The partnership of two West Texas families created English Newsome Cellars — Texas Winery of the year in 2020 and 2021. On a wine tour, groups can experience barrel tasting of young wine from an aging barrel and actually meet the winemaker and grape grower.
The handsome, mission-style facility can be rented for up to 250-person events, while at Llano Estacado Winery groups can take pizza-making and wine-pairing classes.
For suds sippers, the 806 Beer Trail sports numerous craft breweries, including the city’s first nano brewery and a hyperlocal microbrewery.

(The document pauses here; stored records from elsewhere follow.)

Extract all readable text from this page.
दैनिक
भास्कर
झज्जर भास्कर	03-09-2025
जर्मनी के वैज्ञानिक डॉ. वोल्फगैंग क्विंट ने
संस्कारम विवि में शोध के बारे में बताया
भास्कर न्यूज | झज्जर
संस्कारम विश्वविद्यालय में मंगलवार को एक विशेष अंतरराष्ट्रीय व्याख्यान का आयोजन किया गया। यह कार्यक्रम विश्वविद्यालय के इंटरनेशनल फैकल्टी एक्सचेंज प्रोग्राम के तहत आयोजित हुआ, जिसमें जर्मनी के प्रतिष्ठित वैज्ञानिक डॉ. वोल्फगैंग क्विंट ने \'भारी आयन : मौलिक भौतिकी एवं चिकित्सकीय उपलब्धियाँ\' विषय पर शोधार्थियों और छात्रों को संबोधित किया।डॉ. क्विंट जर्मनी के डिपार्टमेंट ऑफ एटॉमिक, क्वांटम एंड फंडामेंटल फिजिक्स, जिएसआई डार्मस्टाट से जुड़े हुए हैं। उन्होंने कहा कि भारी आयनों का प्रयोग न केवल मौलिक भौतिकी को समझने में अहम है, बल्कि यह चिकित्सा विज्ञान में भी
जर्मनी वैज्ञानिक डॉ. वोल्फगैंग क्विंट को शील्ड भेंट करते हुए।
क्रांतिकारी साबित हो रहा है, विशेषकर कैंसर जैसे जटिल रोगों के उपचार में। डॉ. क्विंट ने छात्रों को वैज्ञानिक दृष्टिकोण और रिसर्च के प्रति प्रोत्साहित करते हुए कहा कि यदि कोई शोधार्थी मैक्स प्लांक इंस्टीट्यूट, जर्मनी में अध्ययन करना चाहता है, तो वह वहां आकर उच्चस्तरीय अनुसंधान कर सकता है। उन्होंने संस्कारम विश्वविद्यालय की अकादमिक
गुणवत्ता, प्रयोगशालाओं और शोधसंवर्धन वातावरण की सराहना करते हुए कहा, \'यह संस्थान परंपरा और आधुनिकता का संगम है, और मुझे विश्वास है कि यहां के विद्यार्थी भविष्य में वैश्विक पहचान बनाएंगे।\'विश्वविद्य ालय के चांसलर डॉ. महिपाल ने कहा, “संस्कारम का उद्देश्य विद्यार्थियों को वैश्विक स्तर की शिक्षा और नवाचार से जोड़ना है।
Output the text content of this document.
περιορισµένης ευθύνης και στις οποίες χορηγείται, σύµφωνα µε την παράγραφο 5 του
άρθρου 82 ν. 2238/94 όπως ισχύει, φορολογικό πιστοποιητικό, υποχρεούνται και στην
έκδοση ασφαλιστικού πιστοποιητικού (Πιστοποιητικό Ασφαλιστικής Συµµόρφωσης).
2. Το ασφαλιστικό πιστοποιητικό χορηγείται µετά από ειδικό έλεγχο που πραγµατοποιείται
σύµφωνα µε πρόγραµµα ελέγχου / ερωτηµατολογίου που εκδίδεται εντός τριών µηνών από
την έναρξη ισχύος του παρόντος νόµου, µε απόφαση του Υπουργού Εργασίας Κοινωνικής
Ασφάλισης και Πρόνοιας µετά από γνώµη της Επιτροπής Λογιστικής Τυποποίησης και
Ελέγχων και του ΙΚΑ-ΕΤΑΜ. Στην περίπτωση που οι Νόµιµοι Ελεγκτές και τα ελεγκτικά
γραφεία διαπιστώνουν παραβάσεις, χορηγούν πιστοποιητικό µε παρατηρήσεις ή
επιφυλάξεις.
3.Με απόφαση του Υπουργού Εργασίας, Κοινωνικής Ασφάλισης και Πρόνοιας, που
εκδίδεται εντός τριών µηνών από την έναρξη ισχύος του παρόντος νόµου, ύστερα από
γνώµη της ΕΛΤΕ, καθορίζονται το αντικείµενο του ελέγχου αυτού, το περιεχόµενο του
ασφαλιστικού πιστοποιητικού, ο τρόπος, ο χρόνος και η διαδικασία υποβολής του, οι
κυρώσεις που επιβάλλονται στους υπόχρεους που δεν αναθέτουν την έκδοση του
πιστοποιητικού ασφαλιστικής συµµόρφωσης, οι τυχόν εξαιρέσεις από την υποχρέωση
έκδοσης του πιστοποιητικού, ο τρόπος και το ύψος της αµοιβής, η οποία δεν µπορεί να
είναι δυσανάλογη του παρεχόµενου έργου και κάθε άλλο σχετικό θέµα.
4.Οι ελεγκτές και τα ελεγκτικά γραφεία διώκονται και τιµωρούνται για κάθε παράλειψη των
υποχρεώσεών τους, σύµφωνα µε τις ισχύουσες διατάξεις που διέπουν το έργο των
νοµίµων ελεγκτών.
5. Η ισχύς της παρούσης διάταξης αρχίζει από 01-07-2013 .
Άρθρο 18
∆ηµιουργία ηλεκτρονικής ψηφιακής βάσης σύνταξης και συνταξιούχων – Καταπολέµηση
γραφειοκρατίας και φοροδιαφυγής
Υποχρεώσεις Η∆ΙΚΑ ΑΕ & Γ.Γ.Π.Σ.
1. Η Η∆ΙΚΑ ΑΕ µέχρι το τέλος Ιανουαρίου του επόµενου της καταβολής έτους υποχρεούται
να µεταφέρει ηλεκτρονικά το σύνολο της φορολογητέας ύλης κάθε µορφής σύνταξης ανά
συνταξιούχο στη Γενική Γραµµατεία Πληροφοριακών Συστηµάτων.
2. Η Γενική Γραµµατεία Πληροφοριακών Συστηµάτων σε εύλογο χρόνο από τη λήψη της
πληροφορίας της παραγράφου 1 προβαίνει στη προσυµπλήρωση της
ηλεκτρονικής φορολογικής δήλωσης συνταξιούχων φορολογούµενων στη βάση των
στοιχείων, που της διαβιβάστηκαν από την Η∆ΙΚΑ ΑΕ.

Housed in the historic Pioneer Building, The Brewery LBK in 2021 was named the No. 1 brewpub in the country by USA Today.
Tex-Mex culinary skills are a great take home for attendees and spouses. Evie Mae’s Pit Barbecue offers a west Texas barbecue class, while Hand of the Cook sponsors tortilla making and a taco lunch.
Teams can work off those Tex-Mex calories at 20-acre Adventure Park’s ropes course, zipline, laser maze, miniature golf, bumper boats and go-karts.